Ask MelanieTime to take a long, hard look at your bank's track record
Melanie Nutbeam, a certified financial planner based in Hong Kong, addresses common personal finance queries. Send your questions to [email protected]

Recent events in Cyprus remind all of us that you cannot always count on the cash in the bank. It is vulnerable to bank runs, financial crises, institutional failures and government edicts - of which recent Asian history provides many, many examples.
The first thing to remember is that deposits are an investment. They typically deliver paltry returns, but they're still an investment, and any investment involves risks, such as losses.

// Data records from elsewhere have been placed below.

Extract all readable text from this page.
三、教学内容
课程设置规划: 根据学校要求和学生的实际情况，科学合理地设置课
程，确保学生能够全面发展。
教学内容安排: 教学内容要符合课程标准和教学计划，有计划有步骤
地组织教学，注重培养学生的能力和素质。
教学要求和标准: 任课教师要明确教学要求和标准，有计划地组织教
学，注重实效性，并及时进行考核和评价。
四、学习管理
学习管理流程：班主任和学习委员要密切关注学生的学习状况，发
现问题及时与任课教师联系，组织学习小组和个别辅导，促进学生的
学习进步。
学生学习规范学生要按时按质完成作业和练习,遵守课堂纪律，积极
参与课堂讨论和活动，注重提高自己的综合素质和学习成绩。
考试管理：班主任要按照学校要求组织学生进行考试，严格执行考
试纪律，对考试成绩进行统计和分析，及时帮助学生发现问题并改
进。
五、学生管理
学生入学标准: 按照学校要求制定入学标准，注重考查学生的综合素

Banks don't just leave your money passively sitting there. They deploy it elsewhere to make profits partly returned to you as interest. That exposes the bank, and you, to risk.
All licensed banks in Hong Kong are members of the Deposit Protection Scheme, which is backed by the Monetary Authority. The scheme guarantees depositors a return of up to HK$500,000 per account, per bank. That includes savings accounts, term deposits of less than five years and foreign-currency accounts.
Structured deposits and offshore accounts are excluded. All members of the Deposit Protection Scheme are obliged to display a membership sign prominently in their premises.
Your money is safe up to HK$500,000. If you have more than that, you can spread your savings across several banks.